There are also, inevitably, changes. Stephen’s emails to his ex-wife Nathalie drift from simple conversations about their daughter Pia into deeper thoughts and stories about his patients, things he does not share with Kate. Pia plots ways of returning to Tahiti. Athyna’s household responsibilities leave her little time, and she struggles to get her college essays done before the deadline. Kate has years of familiarity with teenage students, but struggles to understand her stepdaughter Pia.

Freudenberger is very good at picking out the subtleties that lie behind human behaviour.

[Kate] usually slept in a tank top and flimsy shorts, but this morning she was wearing an oversized Tshirt and a pair of his pyjama pants. It probably wasn’t because of the pregnancy, not yet very visible, but because she knew how a girl Pia’s age would feel about her new stepmother’s body. It wasn’t exactly fair to Kate, in her own home, and she was doing it anyway. He was filled with love.

The horrific infamy of the nuclear tests in Tahiti is powerfully described:

On Rongelap there was a big flash of light. People came outside to see what was happening. Snow was falling from the sky! It fell in piles on the ground and little kids played in it. They put it in their mouths. The US Army didn’t get anyone out for two days. The snow was warm and dry because it wasn’t snow — it was exploded bits of radioactive coral.

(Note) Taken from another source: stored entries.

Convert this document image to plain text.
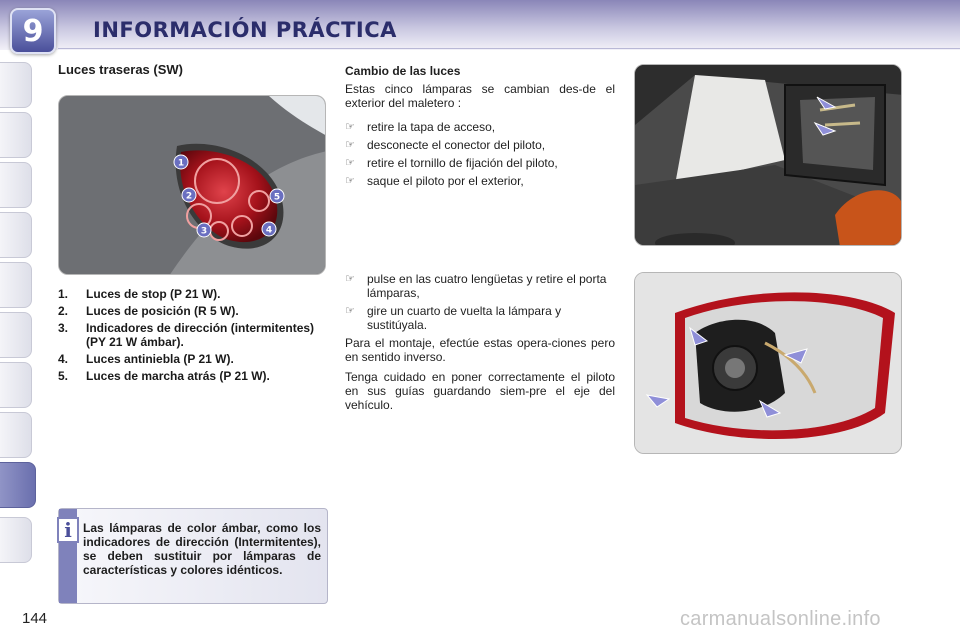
9	INFORMACIÓN PRÁCTICA
Luces traseras (SW)
1
2
3	4
5
1.	Luces de stop (P 21 W).
2.	Luces de posición (R 5 W).
3.	Indicadores de dirección (intermitentes) (PY 21 W ámbar).
4.	Luces antiniebla (P 21 W).
5.	Luces de marcha atrás (P 21 W).
i Las lámparas de color ámbar, como los indicadores de dirección (Intermitentes), se deben sustituir por lámparas de características y colores idénticos.
Cambio de las luces
Estas cinco lámparas se cambian des-de el exterior del maletero :
☞	retire la tapa de acceso,
☞	desconecte el conector del piloto,
☞	retire el tornillo de fijación del piloto,
☞	saque el piloto por el exterior,
☞	pulse en las cuatro lengüetas y retire el porta lámparas,
☞	gire un cuarto de vuelta la lámpara y sustitúyala.
Para el montaje, efectúe estas opera-ciones pero en sentido inverso.
Tenga cuidado en poner correctamente el piloto en sus guías guardando siem-pre el eje del vehículo.
144	carmanualsonline.info
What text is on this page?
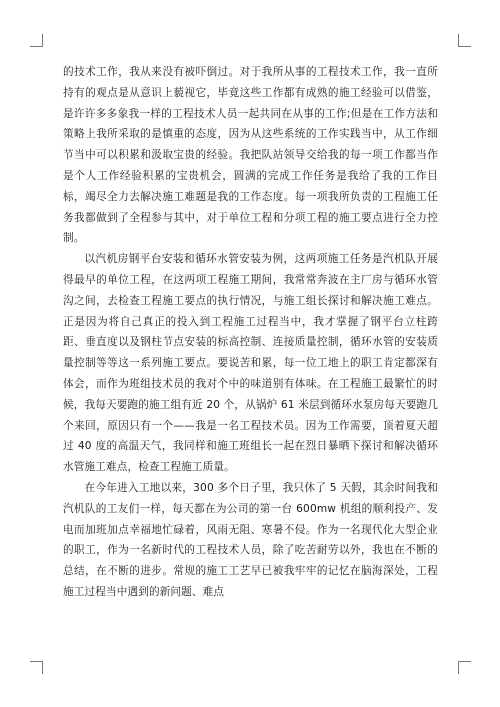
的技术工作，我从来没有被吓倒过。对于我所从事的工程技术工作，我一直所持有的观点是从意识上藐视它，毕竟这些工作都有成熟的施工经验可以借鉴，是许许多多象我一样的工程技术人员一起共同在从事的工作;但是在工作方法和策略上我所采取的是慎重的态度，因为从这些系统的工作实践当中，从工作细节当中可以积累和汲取宝贵的经验。我把队站领导交给我的每一项工作都当作是个人工作经验积累的宝贵机会，圆满的完成工作任务是我给了我的工作目标，竭尽全力去解决施工难题是我的工作态度。每一项我所负责的工程施工任务我都做到了全程参与其中，对于单位工程和分项工程的施工要点进行全力控制。

以汽机房钢平台安装和循环水管安装为例，这两项施工任务是汽机队开展得最早的单位工程，在这两项工程施工期间，我常常奔波在主厂房与循环水管沟之间，去检查工程施工要点的执行情况，与施工组长探讨和解决施工难点。正是因为将自己真正的投入到工程施工过程当中，我才掌握了钢平台立柱跨距、垂直度以及钢柱节点安装的标高控制、连接质量控制，循环水管的安装质量控制等等这一系列施工要点。要说苦和累，每一位工地上的职工肯定都深有体会，而作为班组技术员的我对个中的味道别有体味。在工程施工最繁忙的时候，我每天要跑的施工组有近 20 个，从锅炉 61 米层到循环水泵房每天要跑几个来回，原因只有一个——我是一名工程技术员。因为工作需要，顶着夏天超过 40 度的高温天气，我同样和施工班组长一起在烈日暴晒下探讨和解决循环水管施工难点，检查工程施工质量。

在今年进入工地以来，300 多个日子里，我只休了 5 天假，其余时间我和汽机队的工友们一样，每天都在为公司的第一台 600mw 机组的顺利投产、发电而加班加点幸福地忙碌着，风雨无阻、寒暑不侵。作为一名现代化大型企业的职工，作为一名新时代的工程技术人员，除了吃苦耐劳以外，我也在不断的总结，在不断的进步。常规的施工工艺早已被我牢牢的记忆在脑海深处，工程施工过程当中遇到的新问题、难点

The colonialistic attitudes — blatant in the past, more subtly present now — of the French and Americans towards the Tahitians is examined:

[Nathalie] thought [the Tahitians] were right to be skeptical, especially of those scientists who dropped in and came out, publication in hand. When you found someone unconventional like Raffi, you admired him; you admired yourself admiring his more traditional values. But recently Nathalie had a creeping suspicion that what she was really admiring were her own values, circling like currents around the globe.

There are many threads in this novel, and perhaps just a few too many, so that the importance of some of them get lost. Each plotline is well done, but can a reader care equally about Kate’s irritability and Raffi’s environmental worries and Athyna’s college essay?

Still, Freudenberger writes very intelligent prose which never talks down to her readers. There must have been enormous amounts of research that went into describing Stephen’s days in the ICU as well as the Tahitian research facility, but it is all blended into the writing; it never seems like the author is showing off her own erudition. Her writing is always worth reading.